Edoardo viveva come un “ricco scialacquatore” nella povertà, Ennio Bonea dopo la sua morte, il 6 luglio 1992, a soli 59 anni. Una fine “preannunciata”, come quella di un personaggio da romanzo – uno di quei perseguitati dalla sorte che Jorge Amado avrebbe potuto raccontare, felici di esistere senza catene. Bello come un attore, avrebbe potuto dominare un palco, ma solo se gli avessero lasciato scrivere il copione e dirigere la scena. Non accettava padroni, né nella vita né nell’arte.

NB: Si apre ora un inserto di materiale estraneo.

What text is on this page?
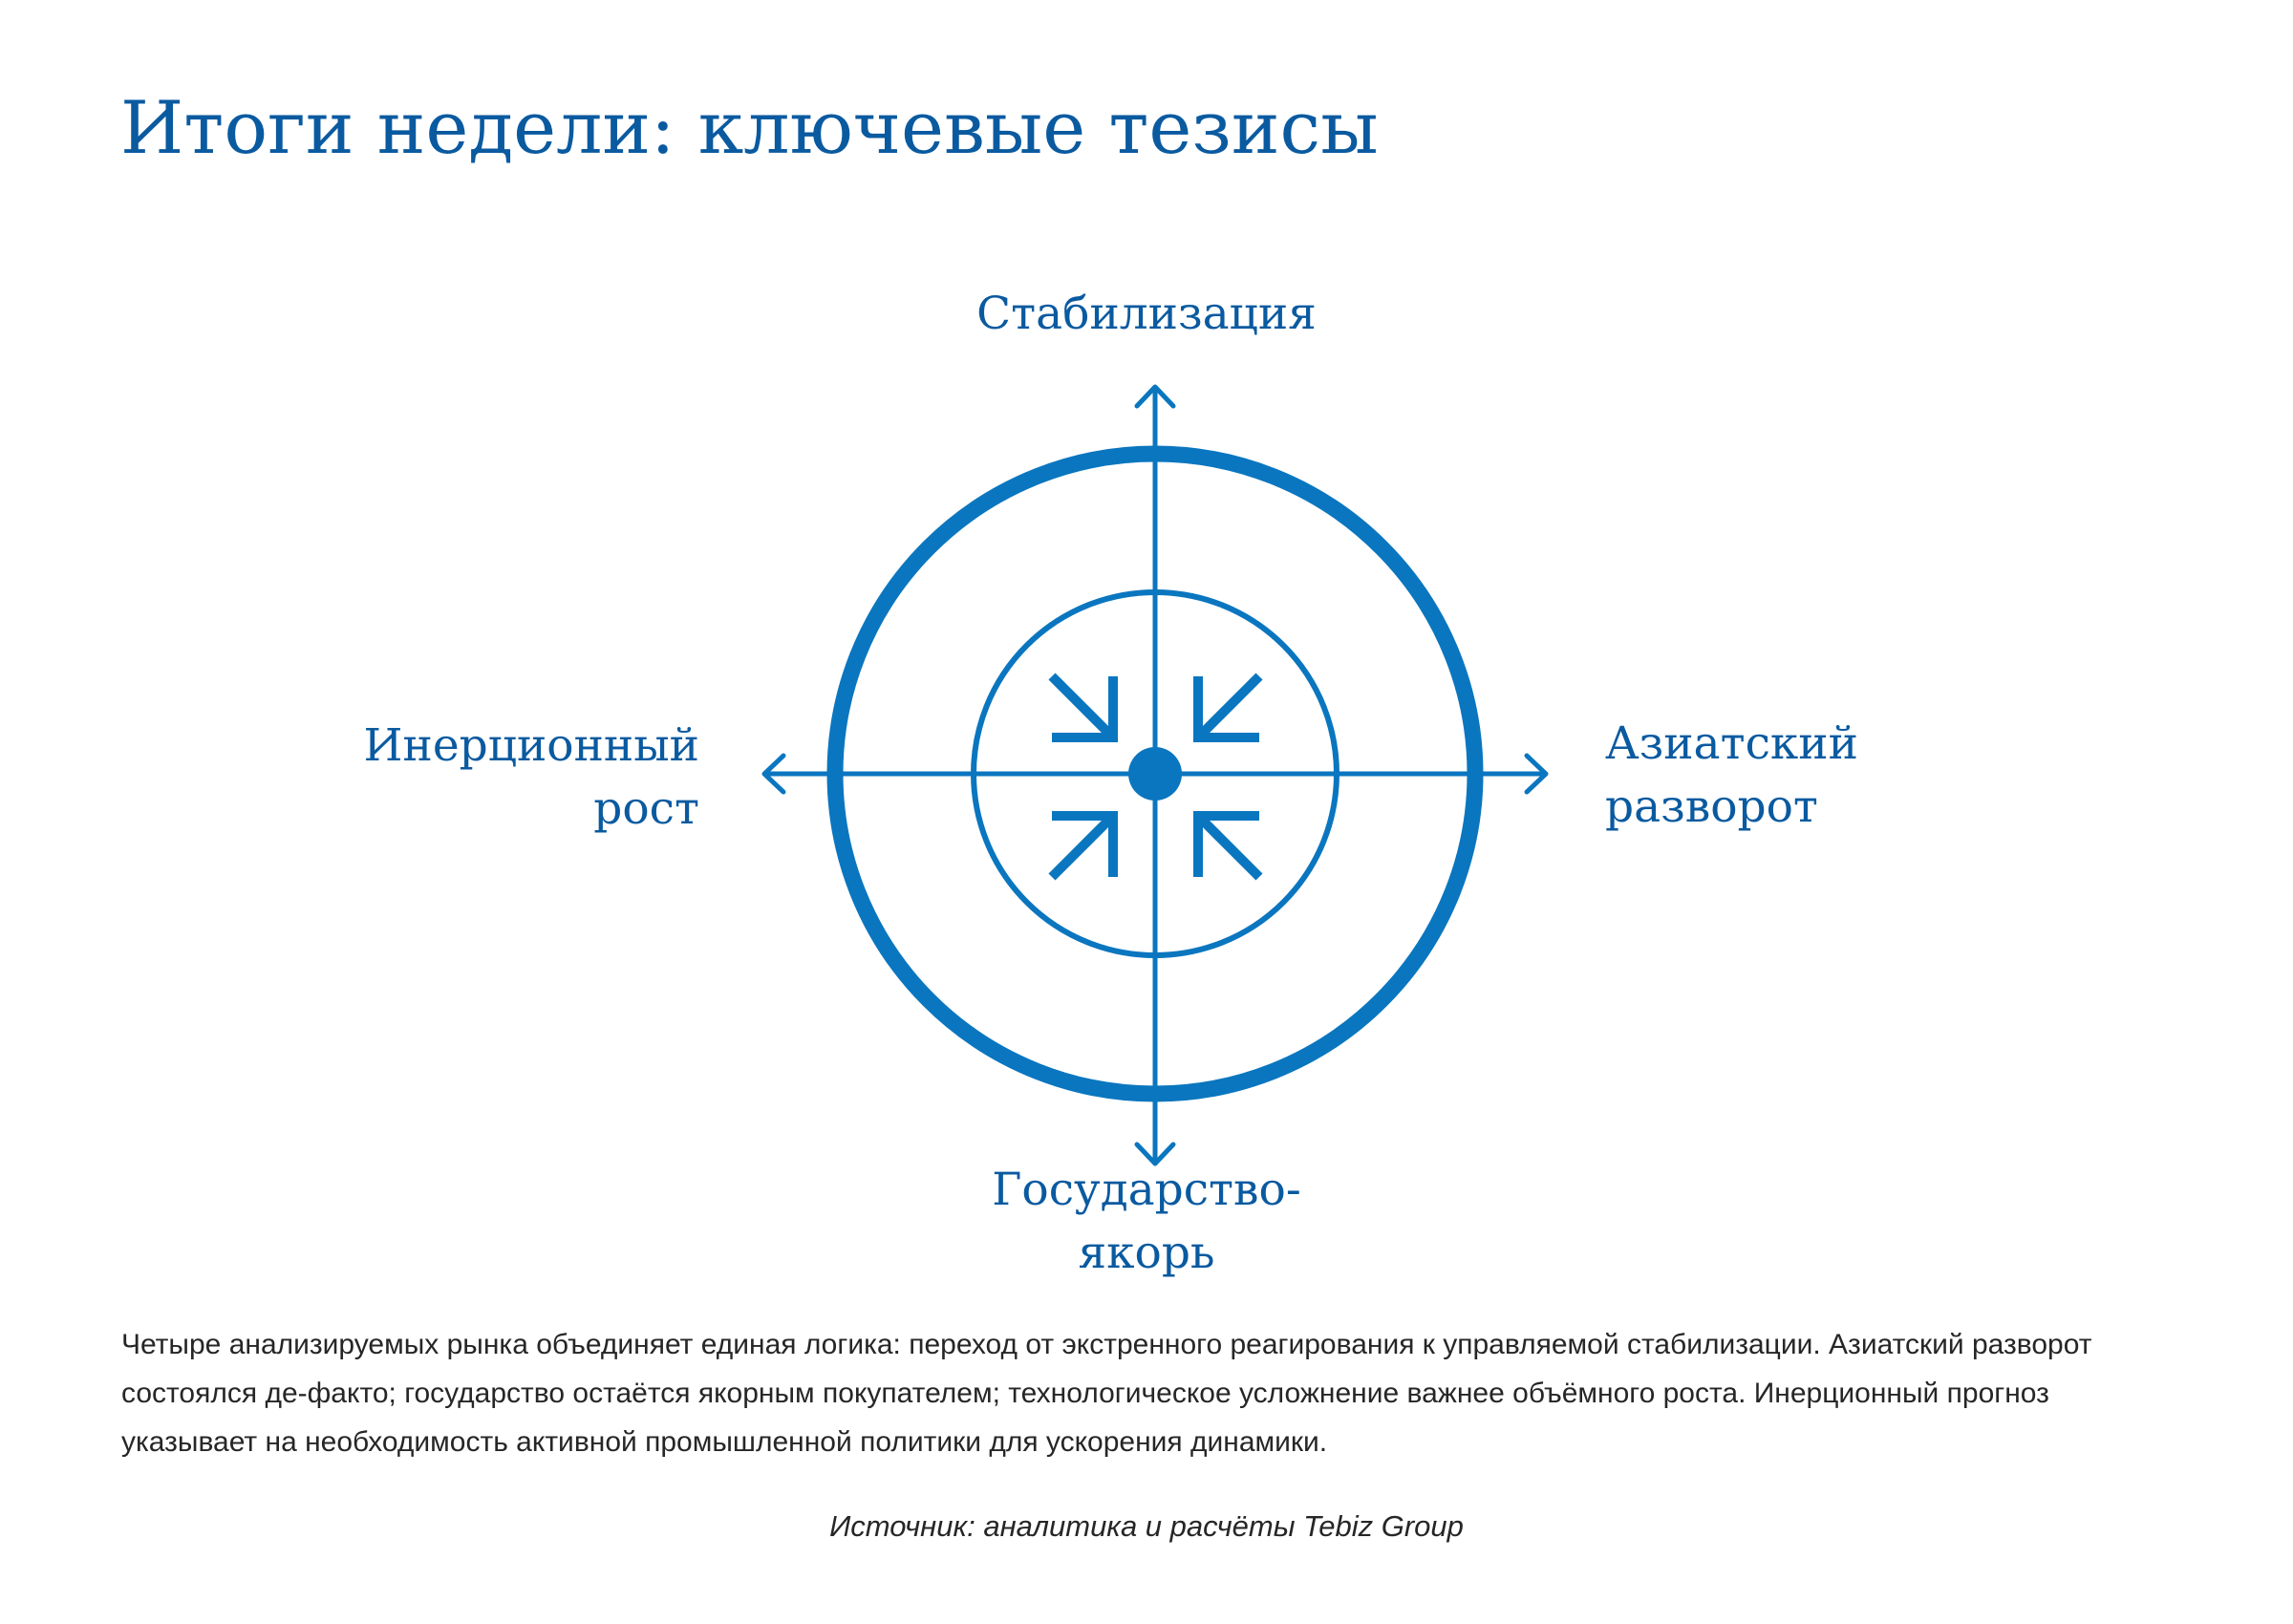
Итоги недели: ключевые тезисы
Стабилизация
Государство-
якорь
Инерционный
рост
Азиатский
разворот

Четыре анализируемых рынка объединяет единая логика: переход от экстренного реагирования к управляемой стабилизации. Азиатский разворот состоялся де-факто; государство остаётся якорным покупателем; технологическое усложнение важнее объёмного роста. Инерционный прогноз указывает на необходимость активной промышленной политики для ускорения динамики.

Источник: аналитика и расчёты Tebiz Group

Antonio Verri lo salutò come un “cavaliere visionario, purissimo”, uno che sapeva “levarsi in aria, disertare”. Edoardo era leggero, sfuggente, un poeta del pennello che la Puglia non ha saputo trattenere. Oggi, a guardarlo indietro, ci resta il rimpianto di non averlo capito abbastanza – e la meraviglia di un’arte che parla ancora, tra le onde di San Cataldo e le donne di tela che sembrano respirare.
Se passate da Lecce o dal Salento, cercate le sue tracce. Non le troverete nei musei patinati, ma nei racconti di chi lo ha incrociato, nei colori di un mare che non dimentica. Edoardo De Candia non era solo un artista: era un urlo di libertà, soffocato troppo presto.